Facilitar el día a día a discapacitados


Clemotte ha explicado que la intención es facilitar la interacción entre estas personas en diferentes actividades relacionadas con el ocio, la comunicación o el control del entorno mediante gestos alternativos como los movimientos de cabeza, seguimiento de la mirada o la actividad muscular que son captados por el ordenador.

Para ello, puesto que las personas con parálisis cerebral tienen afectado el control motor -el habla y el movimiento-, se han desarrollado aplicaciones de ordenador para el control de la domótica (por ejemplo, subir o bajar persianas) a través de movimientos de cabeza o sensores que identifican los movimientos oculares.

“La mayoría de estas personas con parálisis cerebral”, ha señalado tras recibir el premio, “tienen la capacidad cognitiva intacta, pero no la motora”, por lo que este proyecto les abre un nuevo horizonte de estímulos externos, como por ejemplo, aprender un idioma, jugar o ponerse en contacto con otras personas.

El proyecto está a prueba en este momento en la asociación Aspace Cantabria, colectivo que reúne a personas afectadas con parálisis cerebral, sus familiares y profesionales, y “emociona ver la alegría que les da el poder hacer cosas por ellos mismos”.

Con un simple clic, que se activa con la actividad muscular gracias a un sistema conectado normalmente al bíceps, se abren nuevas vías de comunicación a estos discapacitados, a través de un ordenador o de una tableta.

Un brazo robótico en casa


El segundo premio ha sido para Adrián de la Iglesia, que ha recibido 2.000 euros y una tablet, y llama la atención no sólo por la juventud del galardonado, 18 años, sino por la naturaleza del proyecto “Aura: un brazo robótico para todos”, con el fin de que cualquier persona pueda construirlo en su casa, y por menos de 50 euros.

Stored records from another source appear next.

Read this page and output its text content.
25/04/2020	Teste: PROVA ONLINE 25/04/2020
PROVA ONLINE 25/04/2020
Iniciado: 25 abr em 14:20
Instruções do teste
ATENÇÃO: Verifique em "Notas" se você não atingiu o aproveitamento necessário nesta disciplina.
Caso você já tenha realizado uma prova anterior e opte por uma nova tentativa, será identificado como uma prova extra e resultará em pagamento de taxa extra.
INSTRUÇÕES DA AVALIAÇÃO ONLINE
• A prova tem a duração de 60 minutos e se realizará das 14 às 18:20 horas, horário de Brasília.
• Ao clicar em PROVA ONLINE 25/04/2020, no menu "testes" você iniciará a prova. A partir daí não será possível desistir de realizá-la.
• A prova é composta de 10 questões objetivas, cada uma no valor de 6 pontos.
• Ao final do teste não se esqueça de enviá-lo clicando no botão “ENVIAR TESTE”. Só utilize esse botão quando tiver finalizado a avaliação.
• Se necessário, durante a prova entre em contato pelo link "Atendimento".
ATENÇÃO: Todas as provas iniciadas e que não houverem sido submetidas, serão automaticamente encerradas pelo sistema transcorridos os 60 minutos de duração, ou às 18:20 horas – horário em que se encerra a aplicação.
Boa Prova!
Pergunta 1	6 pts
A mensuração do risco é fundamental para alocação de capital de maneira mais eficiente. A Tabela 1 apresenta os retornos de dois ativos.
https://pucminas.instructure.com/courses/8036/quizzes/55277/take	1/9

De la Iglesia ha sido capaz de construir desde cero un brazo robótico: realizar los cálculos matemáticos necesarios, diseñarlo, fabricar las piezas con una impresora 3D y poner a disposición de todo el mundo esa información a través de aivrobotics.blogspot.com, “un blog sencillo donde se explica todo”, ha asegurado el joven.

Además, en la página thingiverse, “cualquiera puede descargarse los archivos para imprimir en 3D”.

De forma sencilla, sin apenas dinero y con un proyecto “accesible para todos” cualquier persona puede tener este brazo robótico en su casa.

De la Iglesia ha lamentado no haber conocido antes a Clemotte porque ambos proyectos, además de por su vertiente social, pueden interconectarse y permitir que, por ejemplo, “una persona parapléjica pueda contar con un brazo robótico, que puede manejar gracias InteraPCión, que le faciliten su día a día”.